In collecting these tales, the Grimms showed the way to other folklorists across Europe, inspiring them to collect and preserve the fast-vanishing tales of their oral traditions. Their seminal contribution to folklore has been recognised the world over, and their Kinder- und Hausmärchen is listed by UNESCO in its Memory of the World Registry.

Their fairy tales made the Grimms famous. Their books became second in popularity only to the Bible in German-speaking lands. They were translated into other languages, and became so popular that collectors in other countries came across the Grimms’ stories read by the people in cheap translations and quickly absorbed into their own folklore.

Despite the fame and popularity their tales achieved, the Grimms were always conscious of the criticism that fairytales was not a serious enough subject for scholars to pursue. They also worked on a book of German grammar, and a German dictionary. When Wilhelm died, the dictionary had reached as far as ‘D’. Four years later, at Jacob’s death, the dictionary had progressed to ‘F’. The dictionary was not completed till a hundred years later. (The portrait shown above comes from their German dictionary.)

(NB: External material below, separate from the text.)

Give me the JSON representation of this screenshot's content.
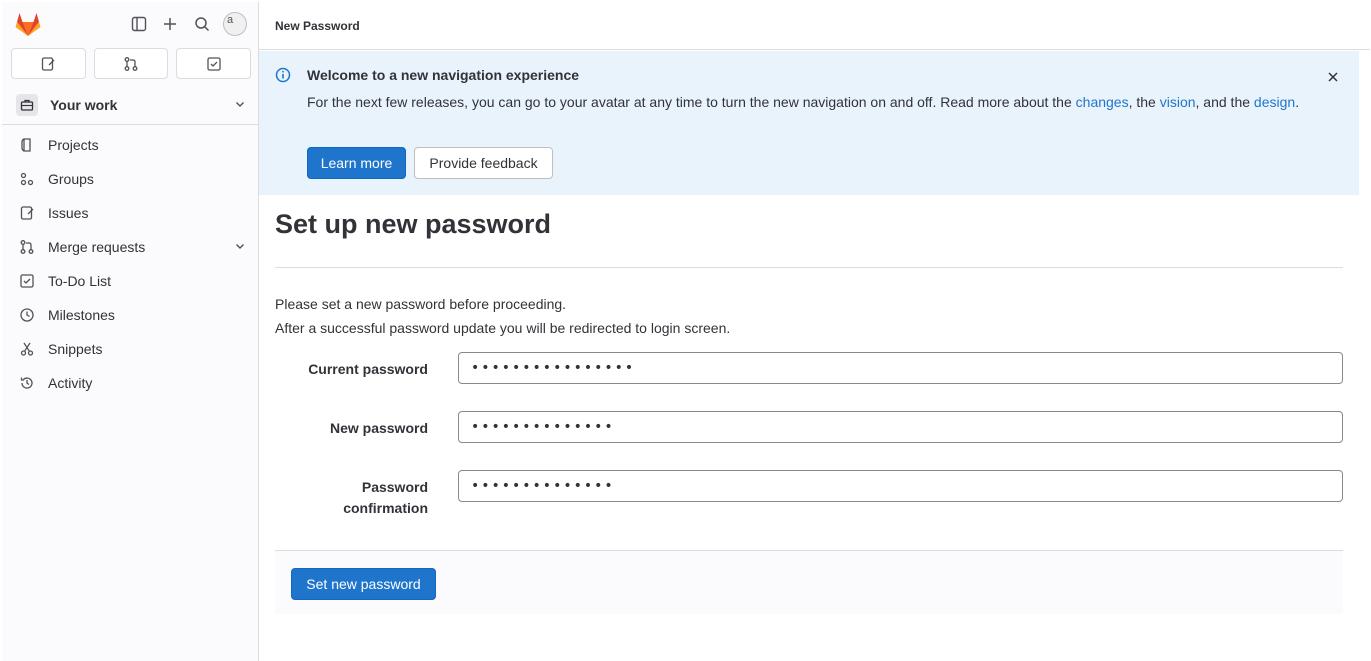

By the twentieth century, their tales had become the most famous collection of folk and fairy tales in the western world. They appeared in innumerable translations and retellings, including as some of Disney’s best-loved animation films. Today, the tales continue to enchant and inspire, and new translations continue to appear: in 2012, two hundred years after it first appeared, Jack Zipes translated the first edition of the Kinder- und Hausmärchen, making available in English for the very first time, all the 156 original stories contained in it.

The tales presented here are from the 1884 translation by Margaret Hunt, of the final, 1857 edition of the Kinder- und Hausmärchen. Hunt’s translation contains all the 200 stories of the 1857 edition and is regarded as faithful to the original German. Margaret Hunt’s translation is now in the public domain.